Role of MicroRNA-155 at Early Stages of... : Hepatology (original) (raw)

Hepatobiliary Malignancies

Role of MicroRNA-155 at Early Stages of Hepatocarcinogenesis Induced by Choline-Deficient and Amino Acid–Defined Diet in C57BL/6 Mice†

Wang, Bo1; Majumder, Sarmila1,2; Nuovo, Gerard2,3; Kutay, Huban1; Volinia, Stefano2,4; Patel, Tushar2,5; Schmittgen, Thomas D.2,6; Croce, Carlo2,4; Ghoshal, Kalpana1,2,*,‡; Jacob, Samson T.1,2,*,‡

1 Department of Molecular and Cellular Biochemistry, Ohio State University, Columbus, OH

2 Comprehensive Cancer Center, Ohio State University, Columbus, OH

3 Department of Pathology, Ohio State University, Columbus, OH

4 Department of Molecular Virology, Immunology and Medical Genetics, Ohio State University, Columbus, OH

5 Department of Gastroenterology and Hepatology, Ohio State University, Columbus, OH

6 Department of Pharmacy and Ohio State University, Columbus, OH

*Address reprint requests to: 420 West 12th Avenue, Columbus, OH 43210

E-mail:[email protected]

Received 20 March 2009; Accepted 17 May 2009.
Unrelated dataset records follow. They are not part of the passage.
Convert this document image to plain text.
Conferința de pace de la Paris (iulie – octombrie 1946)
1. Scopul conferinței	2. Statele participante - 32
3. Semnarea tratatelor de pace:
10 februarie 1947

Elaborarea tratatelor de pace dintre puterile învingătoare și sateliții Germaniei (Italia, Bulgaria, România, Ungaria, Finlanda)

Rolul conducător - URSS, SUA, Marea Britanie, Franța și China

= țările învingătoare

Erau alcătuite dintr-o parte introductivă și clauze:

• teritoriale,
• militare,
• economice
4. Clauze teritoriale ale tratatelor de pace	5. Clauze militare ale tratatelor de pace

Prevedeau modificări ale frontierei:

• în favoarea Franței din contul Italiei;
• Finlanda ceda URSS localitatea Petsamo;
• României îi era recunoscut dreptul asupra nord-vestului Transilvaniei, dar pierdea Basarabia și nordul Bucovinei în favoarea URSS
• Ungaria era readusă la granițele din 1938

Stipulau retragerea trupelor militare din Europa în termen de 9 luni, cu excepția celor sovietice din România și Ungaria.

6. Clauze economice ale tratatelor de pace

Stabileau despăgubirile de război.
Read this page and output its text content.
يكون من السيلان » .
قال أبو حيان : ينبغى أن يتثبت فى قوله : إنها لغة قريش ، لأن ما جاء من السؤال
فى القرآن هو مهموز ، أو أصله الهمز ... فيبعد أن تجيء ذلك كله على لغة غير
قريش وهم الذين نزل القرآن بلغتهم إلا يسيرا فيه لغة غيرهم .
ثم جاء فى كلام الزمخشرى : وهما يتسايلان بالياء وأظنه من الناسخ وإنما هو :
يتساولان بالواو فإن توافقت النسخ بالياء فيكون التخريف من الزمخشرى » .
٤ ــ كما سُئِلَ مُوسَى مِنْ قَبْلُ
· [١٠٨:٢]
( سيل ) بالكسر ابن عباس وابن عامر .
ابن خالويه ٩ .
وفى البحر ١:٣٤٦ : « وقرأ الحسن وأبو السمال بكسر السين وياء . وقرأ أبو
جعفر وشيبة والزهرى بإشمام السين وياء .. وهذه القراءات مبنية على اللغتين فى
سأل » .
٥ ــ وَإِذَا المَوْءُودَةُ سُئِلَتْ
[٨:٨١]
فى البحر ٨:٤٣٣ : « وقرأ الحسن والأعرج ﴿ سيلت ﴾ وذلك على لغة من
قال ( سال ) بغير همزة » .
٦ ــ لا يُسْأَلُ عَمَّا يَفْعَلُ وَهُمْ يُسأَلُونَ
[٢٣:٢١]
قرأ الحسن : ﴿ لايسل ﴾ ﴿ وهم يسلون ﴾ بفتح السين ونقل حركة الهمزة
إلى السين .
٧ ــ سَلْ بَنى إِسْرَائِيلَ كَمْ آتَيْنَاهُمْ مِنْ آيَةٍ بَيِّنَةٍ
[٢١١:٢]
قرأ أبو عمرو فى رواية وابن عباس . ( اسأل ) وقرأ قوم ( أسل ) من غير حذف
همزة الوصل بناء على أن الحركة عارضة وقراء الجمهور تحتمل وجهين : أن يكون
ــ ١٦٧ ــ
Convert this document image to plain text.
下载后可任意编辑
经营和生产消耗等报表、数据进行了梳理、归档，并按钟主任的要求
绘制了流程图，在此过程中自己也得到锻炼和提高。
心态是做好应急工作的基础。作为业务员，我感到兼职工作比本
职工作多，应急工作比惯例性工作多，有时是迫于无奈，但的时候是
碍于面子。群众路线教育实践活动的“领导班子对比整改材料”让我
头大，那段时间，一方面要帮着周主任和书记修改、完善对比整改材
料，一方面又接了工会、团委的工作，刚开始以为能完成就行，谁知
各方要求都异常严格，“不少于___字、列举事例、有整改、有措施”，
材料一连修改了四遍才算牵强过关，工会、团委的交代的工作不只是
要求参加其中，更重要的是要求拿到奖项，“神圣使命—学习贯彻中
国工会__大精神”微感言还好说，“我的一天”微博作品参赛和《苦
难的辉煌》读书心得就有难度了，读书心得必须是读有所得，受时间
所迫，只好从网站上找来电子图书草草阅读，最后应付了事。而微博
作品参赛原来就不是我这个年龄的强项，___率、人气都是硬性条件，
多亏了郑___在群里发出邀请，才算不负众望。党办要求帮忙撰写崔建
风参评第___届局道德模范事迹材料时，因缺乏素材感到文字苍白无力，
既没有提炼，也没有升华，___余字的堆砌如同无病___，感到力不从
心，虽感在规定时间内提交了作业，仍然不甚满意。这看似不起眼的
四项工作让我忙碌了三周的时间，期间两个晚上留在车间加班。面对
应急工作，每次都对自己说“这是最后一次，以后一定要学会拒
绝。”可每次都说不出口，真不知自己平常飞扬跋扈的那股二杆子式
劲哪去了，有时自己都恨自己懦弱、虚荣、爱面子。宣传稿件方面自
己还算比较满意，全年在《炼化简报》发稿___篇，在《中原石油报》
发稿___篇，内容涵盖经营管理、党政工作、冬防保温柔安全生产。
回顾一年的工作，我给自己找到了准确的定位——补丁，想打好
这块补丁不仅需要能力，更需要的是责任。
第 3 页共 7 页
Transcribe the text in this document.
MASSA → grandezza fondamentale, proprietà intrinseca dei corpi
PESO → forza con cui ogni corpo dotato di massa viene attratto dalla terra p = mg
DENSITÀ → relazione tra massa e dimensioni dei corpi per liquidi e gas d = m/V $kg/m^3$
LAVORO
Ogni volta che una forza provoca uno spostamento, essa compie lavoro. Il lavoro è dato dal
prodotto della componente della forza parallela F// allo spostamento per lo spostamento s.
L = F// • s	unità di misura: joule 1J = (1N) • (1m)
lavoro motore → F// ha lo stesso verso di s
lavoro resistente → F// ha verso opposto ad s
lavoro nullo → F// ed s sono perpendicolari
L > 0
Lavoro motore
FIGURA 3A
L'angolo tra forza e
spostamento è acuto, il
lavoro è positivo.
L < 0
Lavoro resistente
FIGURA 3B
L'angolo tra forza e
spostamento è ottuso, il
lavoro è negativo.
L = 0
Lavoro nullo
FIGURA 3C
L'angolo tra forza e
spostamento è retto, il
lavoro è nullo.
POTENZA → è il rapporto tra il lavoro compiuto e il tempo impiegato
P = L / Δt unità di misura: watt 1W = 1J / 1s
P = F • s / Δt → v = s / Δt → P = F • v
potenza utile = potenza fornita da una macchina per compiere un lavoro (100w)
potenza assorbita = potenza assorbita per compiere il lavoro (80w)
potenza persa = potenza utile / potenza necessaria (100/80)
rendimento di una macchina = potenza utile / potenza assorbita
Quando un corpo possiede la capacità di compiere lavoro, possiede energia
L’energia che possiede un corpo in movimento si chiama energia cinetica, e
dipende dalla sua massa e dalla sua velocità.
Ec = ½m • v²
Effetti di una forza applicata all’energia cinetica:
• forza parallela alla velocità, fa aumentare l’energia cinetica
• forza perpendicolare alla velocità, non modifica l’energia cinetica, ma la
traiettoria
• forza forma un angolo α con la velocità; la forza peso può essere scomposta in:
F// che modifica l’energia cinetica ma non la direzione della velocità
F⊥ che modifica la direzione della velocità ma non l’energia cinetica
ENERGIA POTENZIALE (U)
Published online in Wiley InterScience (www.interscience.wiley.com)..

Grant sponsor: National Institutes of Health; Grant Numbers: CA086978 CA101956.

†Potential conflict of interest: Nothing to report.

‡fax: 614-688-5600

Additional Supporting Information may be found in the online version of this article.

Abstract

MicroRNAs (miRs) are conserved, small (20-25 nucleotide) noncoding RNAs that negatively regulate expression of messenger RNAs (mRNAs) at the posttranscriptional level. Aberrant expression of certain microRNAs plays a causal role in tumorigenesis. Here, we report identification of hepatic microRNAs that are dysregulated at early stages of feeding C57BL/6 mice choline-deficient and amino acid–defined (CDAA) diet that is known to promote nonalcoholic steatohepatitis (NASH)-induced hepatocarcinogenesis after 84 weeks. Microarray analysis identified 30 hepatic microRNAs that are significantly ( P ≤ 0.01) altered in mice fed CDAA diet for 6, 18, 32, and 65 weeks compared with those fed choline-sufficient and amino acid–defined (CSAA) diet. Real-time reverse transcription polymerase chain reaction (RT-PCR) analysis demonstrated up-regulation of oncogenic miR-155, miR-221/222, and miR-21 and down-regulation of the most abundant liver-specific miR-122 at early stages of hepatocarcinogenesis. Western blot analysis showed reduced expression of hepatic phosphatase and tensin homolog (PTEN) and CCAAT/enhancer binding protein beta (C/EBPβ), respective targets of miR-21 and miR-155, in these mice at early stages. DNA binding activity of nuclear factor kappa B (NF-κB) that transactivates miR-155 gene was significantly ( P = 0.002) elevated in the liver nuclear extract of mice fed CDAA diet. Furthermore, the expression of miR-155, as measured by in situ hybridization and real-time RT-PCR, correlated with diet-induced histopathological changes in the liver. Ectopic expression of miR-155 promoted growth of hepatocellular carcinoma (HCC) cells, whereas its depletion inhibited cell growth. Notably, miR-155 was significantly ( P = 0.0004) up-regulated in primary human HCCs with a concomitant decrease ( P = 0.02) in C/EBPβ level compared with matching liver tissues.

Conclusion:

Temporal changes in microRNA profile occur at early stages of CDAA diet-induced hepatocarcinogenesis. Reciprocal regulation of specific oncomirs and their tumor suppressor targets implicate their role in NASH-induced hepatocarcinogenesis and suggest their use in the diagnosis, prognosis, and therapy of liver cancer. (Hepatology 2009.)